On Monday, the Court voted 6–3 to lift a lower court injunction that had blocked the administration from deporting certain migrants to third countries without prior notice. The ruling allows the president to continue his immigration crackdown without judicial interference, despite the objections of activist judges in lower courts.
The case centered on a group of migrants who argued that they should remain in U.S. custody while awaiting a “reasonable fear interview” before removal to third nations such as South Sudan, El Salvador, Costa Rica, and Guatemala.

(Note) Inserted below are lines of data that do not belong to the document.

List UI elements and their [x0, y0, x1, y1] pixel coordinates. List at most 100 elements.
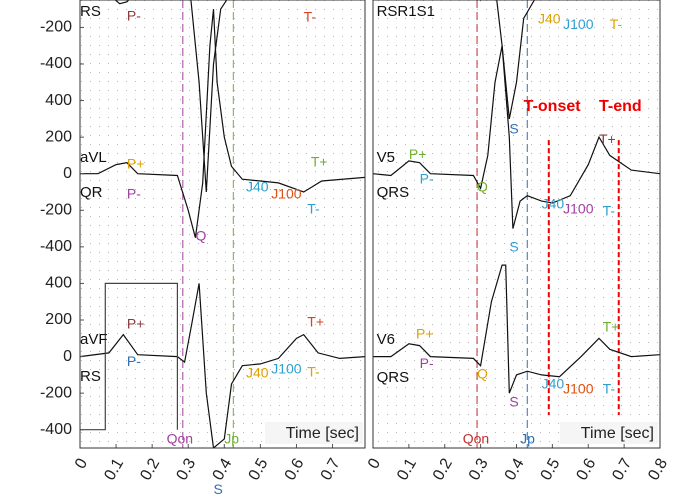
- ecg-trace: [80, 282, 178, 431]
- annotation: Q: [195, 228, 206, 244]
- x-label-box: [265, 422, 363, 444]
- ecg-trace: [373, 45, 660, 229]
- ecg-trace: [479, 0, 541, 120]
- annotation: Q: [477, 179, 488, 195]
- annotation: RSR1S1: [377, 3, 435, 20]
- y-tick-label: 0: [63, 348, 72, 365]
- x-tick-label: 0.6: [282, 456, 308, 484]
- y-tick-label: -200: [40, 202, 72, 219]
- x-tick-label: 0.4: [502, 456, 528, 484]
- annotation: T-onset: [524, 98, 582, 115]
- annotation: P-: [127, 8, 141, 24]
- x-tick-label: 0.2: [137, 456, 163, 484]
- annotation: QR: [80, 184, 103, 201]
- annotation: T-: [603, 203, 616, 219]
- annotation: Jp: [224, 431, 239, 447]
- annotation: J100: [563, 381, 594, 397]
- annotation: T-: [610, 16, 623, 32]
- annotation: P-: [420, 355, 434, 371]
- x-tick-label: 0.6: [574, 456, 600, 484]
- annotation: T+: [603, 319, 620, 335]
- grid-dots: [373, 0, 660, 448]
- annotation: P-: [420, 171, 434, 187]
- annotation: Jp: [520, 431, 535, 447]
- annotation: QRS: [377, 184, 410, 201]
- plot-frame: [372, 0, 661, 449]
- annotation: P+: [416, 326, 434, 342]
- annotation: P-: [127, 353, 141, 369]
- ecg-trace: [114, 0, 228, 193]
- annotation: V5: [377, 149, 395, 166]
- annotation: T+: [311, 154, 328, 170]
- annotation: RS: [80, 368, 101, 385]
- x-axis-label: Time [sec]: [286, 425, 359, 442]
- y-tick-label: -400: [40, 238, 72, 255]
- annotation: QRS: [377, 369, 410, 386]
- annotation: P+: [127, 156, 145, 172]
- x-tick-label: 0.1: [101, 456, 127, 484]
- annotation: T-: [307, 201, 320, 217]
- annotation: J40: [542, 196, 565, 212]
- y-tick-label: -400: [40, 55, 72, 72]
- x-tick-label: 0.3: [173, 456, 199, 484]
- ecg-trace: [373, 264, 660, 394]
- plot-content: [80, 0, 365, 448]
- annotation: T-: [603, 381, 616, 397]
- annotation: aVF: [80, 331, 108, 348]
- annotation: V6: [377, 331, 395, 348]
- annotation: T+: [599, 131, 616, 147]
- x-tick-label: 0.1: [394, 456, 420, 484]
- x-tick-label: 0.5: [538, 456, 564, 484]
- x-label-box: [560, 422, 658, 444]
- annotation: S: [509, 239, 518, 255]
- annotation: J40: [538, 11, 561, 27]
- x-tick-label: 0.3: [466, 456, 492, 484]
- grid-dots: [80, 0, 365, 448]
- plot-content: [373, 0, 660, 448]
- x-tick-label: 0.2: [430, 456, 456, 484]
- annotation: S: [509, 394, 518, 410]
- x-tick-label: 0.8: [645, 456, 671, 484]
- annotation: Qon: [167, 431, 193, 447]
- y-tick-label: 200: [45, 311, 72, 328]
- annotation: J100: [271, 186, 302, 202]
- annotation: J100: [271, 361, 302, 377]
- x-tick-label: 0: [72, 456, 91, 472]
- x-tick-label: 0.5: [246, 456, 272, 484]
- annotation: RS: [80, 3, 101, 20]
- annotation: J40: [542, 376, 565, 392]
- annotation: J100: [563, 201, 594, 217]
- annotation: P+: [127, 316, 145, 332]
- annotation: Q: [477, 366, 488, 382]
- annotation: T-end: [599, 98, 642, 115]
- annotation: J40: [246, 365, 269, 381]
- annotation: Qon: [463, 431, 489, 447]
- y-tick-label: -400: [40, 421, 72, 438]
- x-tick-label: 0.4: [210, 456, 236, 484]
- annotation: P-: [127, 186, 141, 202]
- annotation: P+: [409, 146, 427, 162]
- annotation: S: [509, 121, 518, 137]
- x-axis-label: Time [sec]: [581, 425, 654, 442]
- y-tick-label: 400: [45, 275, 72, 292]
- x-tick-label: 0.7: [318, 456, 344, 484]
- annotation: T+: [307, 314, 324, 330]
- x-tick-label: 0.7: [609, 456, 635, 484]
- annotation: J40: [246, 179, 269, 195]
- y-tick-label: 400: [45, 92, 72, 109]
- annotation: S: [213, 481, 222, 497]
- plot-frame: [79, 0, 366, 449]
- y-tick-label: 200: [45, 128, 72, 145]
- annotation: aVL: [80, 149, 107, 166]
- ecg-trace: [80, 283, 365, 448]
- ecg-trace: [80, 9, 365, 238]
- y-tick-label: -200: [40, 384, 72, 401]
- y-tick-label: 0: [63, 165, 72, 182]
- annotation: T-: [304, 9, 317, 25]
- x-tick-label: 0: [365, 456, 384, 472]
- annotation: T-: [307, 364, 320, 380]
- y-tick-label: -200: [40, 19, 72, 36]
- annotation: J100: [563, 16, 594, 32]
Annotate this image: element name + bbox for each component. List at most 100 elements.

U.S. District Judge Brian Murphy, a Boston-based appointee of the left, had previously sided with the migrants, ruling that the Trump administration must hold deportees in U.S. custody until they were given more opportunity to present asylum claims.
Solicitor General D. John Sauer pushed back, arguing that Murphy’s ruling tied the government’s hands, blocking deportations of “some of the worst of the worst illegal aliens.” The Supreme Court majority agreed, reversing Murphy’s decision and granting the administration freedom to resume transfers.
Justices Sonia Sotomayor, Elena Kagan, and Ketanji Brown Jackson dissented, maintaining their long record of opposing the Trump administration’s enforcement efforts.
This marks the second significant victory for President Trump in just days. On Friday, the Court also ruled 6–3 in favor of his decision to withhold more than $4 billion in foreign aid through a rarely used executive maneuver known as a “pocket rescission.”
In that case, left-wing nonprofits—including the AIDS Vaccine Advocacy Coalition, Journalism Development Network, Center for Victims of Torture, and the Global Health Council—had challenged the president’s authority after he moved to cancel billions in funding for USAID and State Department programs. The justices halted a lower court ruling that had forced the administration to release the money, finding that the executive branch’s authority over foreign affairs outweighed the plaintiffs’ objections.
President Trump’s use of the “pocket rescission” tactic—employed for the first time in nearly 50 years—ensures that funds earmarked for questionable overseas programs will instead remain under his administration’s control. Much of the funding had been set aside for foreign governments and organizations now suing to force taxpayer money back into their coffers.
Together, the rulings underscore a pattern: the Supreme Court is increasingly siding with constitutional executive authority and against activist attempts to undermine the president’s agenda. For President Trump, they represent two decisive victories in his ongoing battles to secure America’s borders and safeguard American tax dollars.